The system as is drives wealth accumulation; the landed rich get richer whilst the housing crises pushes some of our most marginalised and vulnerable members of society into deeper poverty. Public amenities are squeezed out as private ownership trumps public good.
Land for the Many, a Labour Party report, edited by George Monbiot and co-authored by several eminent land experts, articulates it such:
“the aim of this report is to argue for changes in the way land is used and controlled in the UK, to meet social needs, enhance environmental quality and create cohesive, empowered communities and a more stable, effective economy. This shift will help to ensure that the UK becomes a more equal, inclusive and generous-spirited nation, with a stronger sense of togetherness and belonging.”
They follow with “the guiding principle of this report is private sufficiency and public luxury.” This is a powerful idea and one which throws the entire system of land ownership on its head. The authors of the Labour Party report argue that there is simply not enough physical or ecological space for land to be a private luxury – we cannot all own swimming pools and tennis courts.
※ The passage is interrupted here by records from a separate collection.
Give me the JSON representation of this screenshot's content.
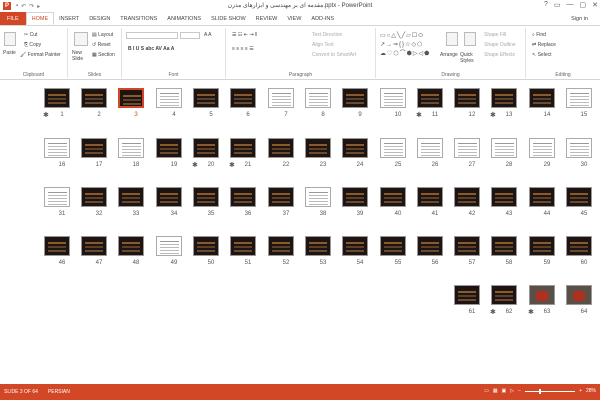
{
  "titlebar": {
    "app_icon": "P",
    "title": "مقدمه ای بر مهندسی و ابزارهای مدرن.pptx - PowerPoint",
    "qat": [
      "save-icon",
      "undo-icon",
      "redo-icon",
      "start-icon"
    ],
    "controls": [
      "?",
      "▭",
      "—",
      "▢",
      "✕"
    ]
  },
  "tabs": [
    "FILE",
    "HOME",
    "INSERT",
    "DESIGN",
    "TRANSITIONS",
    "ANIMATIONS",
    "SLIDE SHOW",
    "REVIEW",
    "VIEW",
    "ADD-INS"
  ],
  "active_tab": "HOME",
  "signin": "Sign in",
  "ribbon": {
    "clipboard": {
      "paste": "Paste",
      "cut": "Cut",
      "copy": "Copy",
      "format_painter": "Format Painter",
      "label": "Clipboard"
    },
    "slides": {
      "new_slide": "New Slide",
      "layout": "Layout",
      "reset": "Reset",
      "section": "Section",
      "label": "Slides"
    },
    "font": {
      "label": "Font",
      "styles": "B  I  U  S  abc  AV  Aa  A"
    },
    "paragraph": {
      "text_direction": "Text Direction",
      "align_text": "Align Text",
      "convert_smartart": "Convert to SmartArt",
      "label": "Paragraph"
    },
    "drawing": {
      "arrange": "Arrange",
      "quick_styles": "Quick Styles",
      "shape_fill": "Shape Fill",
      "shape_outline": "Shape Outline",
      "shape_effects": "Shape Effects",
      "label": "Drawing"
    },
    "editing": {
      "find": "Find",
      "replace": "Replace",
      "select": "Select",
      "label": "Editing"
    }
  },
  "slides": [
    {
      "n": "15",
      "k": "white",
      "star": false
    },
    {
      "n": "14",
      "k": "dark",
      "star": false
    },
    {
      "n": "13",
      "k": "dark",
      "star": true
    },
    {
      "n": "12",
      "k": "dark",
      "star": false
    },
    {
      "n": "11",
      "k": "dark",
      "star": true
    },
    {
      "n": "10",
      "k": "white",
      "star": false
    },
    {
      "n": "9",
      "k": "dark",
      "star": false
    },
    {
      "n": "8",
      "k": "white",
      "star": false
    },
    {
      "n": "7",
      "k": "white",
      "star": false
    },
    {
      "n": "6",
      "k": "dark",
      "star": false
    },
    {
      "n": "5",
      "k": "dark",
      "star": false
    },
    {
      "n": "4",
      "k": "white",
      "star": false
    },
    {
      "n": "3",
      "k": "dark",
      "star": false
    },
    {
      "n": "2",
      "k": "dark",
      "star": false
    },
    {
      "n": "1",
      "k": "dark",
      "star": true
    },
    {
      "n": "30",
      "k": "white",
      "star": false
    },
    {
      "n": "29",
      "k": "white",
      "star": false
    },
    {
      "n": "28",
      "k": "white",
      "star": false
    },
    {
      "n": "27",
      "k": "white",
      "star": false
    },
    {
      "n": "26",
      "k": "white",
      "star": false
    },
    {
      "n": "25",
      "k": "white",
      "star": false
    },
    {
      "n": "24",
      "k": "dark",
      "star": false
    },
    {
      "n": "23",
      "k": "dark",
      "star": false
    },
    {
      "n": "22",
      "k": "dark",
      "star": false
    },
    {
      "n": "21",
      "k": "dark",
      "star": true
    },
    {
      "n": "20",
      "k": "dark",
      "star": true
    },
    {
      "n": "19",
      "k": "dark",
      "star": false
    },
    {
      "n": "18",
      "k": "white",
      "star": false
    },
    {
      "n": "17",
      "k": "dark",
      "star": false
    },
    {
      "n": "16",
      "k": "white",
      "star": false
    },
    {
      "n": "45",
      "k": "dark",
      "star": false
    },
    {
      "n": "44",
      "k": "dark",
      "star": false
    },
    {
      "n": "43",
      "k": "dark",
      "star": false
    },
    {
      "n": "42",
      "k": "dark",
      "star": false
    },
    {
      "n": "41",
      "k": "dark",
      "star": false
    },
    {
      "n": "40",
      "k": "dark",
      "star": false
    },
    {
      "n": "39",
      "k": "dark",
      "star": false
    },
    {
      "n": "38",
      "k": "white",
      "star": false
    },
    {
      "n": "37",
      "k": "dark",
      "star": false
    },
    {
      "n": "36",
      "k": "dark",
      "star": false
    },
    {
      "n": "35",
      "k": "dark",
      "star": false
    },
    {
      "n": "34",
      "k": "dark",
      "star": false
    },
    {
      "n": "33",
      "k": "dark",
      "star": false
    },
    {
      "n": "32",
      "k": "dark",
      "star": false
    },
    {
      "n": "31",
      "k": "white",
      "star": false
    },
    {
      "n": "60",
      "k": "dark",
      "star": false
    },
    {
      "n": "59",
      "k": "dark",
      "star": false
    },
    {
      "n": "58",
      "k": "dark",
      "star": false
    },
    {
      "n": "57",
      "k": "dark",
      "star": false
    },
    {
      "n": "56",
      "k": "dark",
      "star": false
    },
    {
      "n": "55",
      "k": "dark",
      "star": false
    },
    {
      "n": "54",
      "k": "dark",
      "star": false
    },
    {
      "n": "53",
      "k": "dark",
      "star": false
    },
    {
      "n": "52",
      "k": "dark",
      "star": false
    },
    {
      "n": "51",
      "k": "dark",
      "star": false
    },
    {
      "n": "50",
      "k": "dark",
      "star": false
    },
    {
      "n": "49",
      "k": "white",
      "star": false
    },
    {
      "n": "48",
      "k": "dark",
      "star": false
    },
    {
      "n": "47",
      "k": "dark",
      "star": false
    },
    {
      "n": "46",
      "k": "dark",
      "star": false
    },
    {
      "n": "64",
      "k": "photo",
      "star": false
    },
    {
      "n": "63",
      "k": "photo",
      "star": true
    },
    {
      "n": "62",
      "k": "dark",
      "star": true
    },
    {
      "n": "61",
      "k": "dark",
      "star": false
    }
  ],
  "selected_slide": "3",
  "status": {
    "slide_info": "SLIDE 3 OF 64",
    "language": "PERSIAN",
    "zoom": "28%",
    "zoom_level": 0.28
  },
  "colors": {
    "accent": "#d24726"
  }
}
But if we reframed land as a public luxury, we would have space for many more spectacular public parks, outdoor sports facilities, and nature reserves. This would allow so many more to profit from the peace, joy, fitness, and social connection these spaces provide.
Spaces where individuals and groups feel empowered and able to try out projects, learn skills, share food, relax and play together can do wonders to foster social cohesion, creativity and active participation in public life. These could be community growing sites, children’s playgrounds, interactive art exhibitions or community feasts. They offer spaces to interact with people we do not know, try out something new and look after one-another. Access to such spaces seems to me to be a central tenant of food citizenship.
As a guerrilla gardener, I am constantly shocked at how much derelict and underused space there is in the city in which I live. The plot of land some friends and I are currently cultivating has been unused for the last seven years. Within a month we turned it into an abundant garden with and for the local community to grow food together, host workshops and provide a habitat for wildlife. Especially in bustling and polluted urban centres where many are cooped up in small flats, public green spaces are a lifeline. We are lucky that the local authority has been very supportive and allowed us to stay until the next development, when we will move to a different site. But this is not the norm.
From this small, local experience, I wonder how we can make this a more common practice. How can local authorities encourage citizen participation in land development? What can businesses do? How could we incentivise developers to offer land for communal use? Could we ensure that all ‘meanwhile’ spaces like our little garden are open to the local community to try out their projects or ideas, even if it is just for a few months or years?
This is deeply entangled with the project of building robust and resilient food communities. Tom Carman of Shared Assets, unpacks this connection in a blog on citizen action on land access, arguing that community access to land is essential for a transition to more just, localised food systems.
Maybe it sounds idealistic, but I am convinced that vibrant, inviting community spaces are central to creating cohesive, inclusive, and caring societies. These spaces rely on land which is open to be used. They rely on an appreciation of land as a public luxury, something for the collective good and not only for private financial gain. Let’s practise being a ‘generous-spirited nation’ and share in the nourishment and connection public space can bring.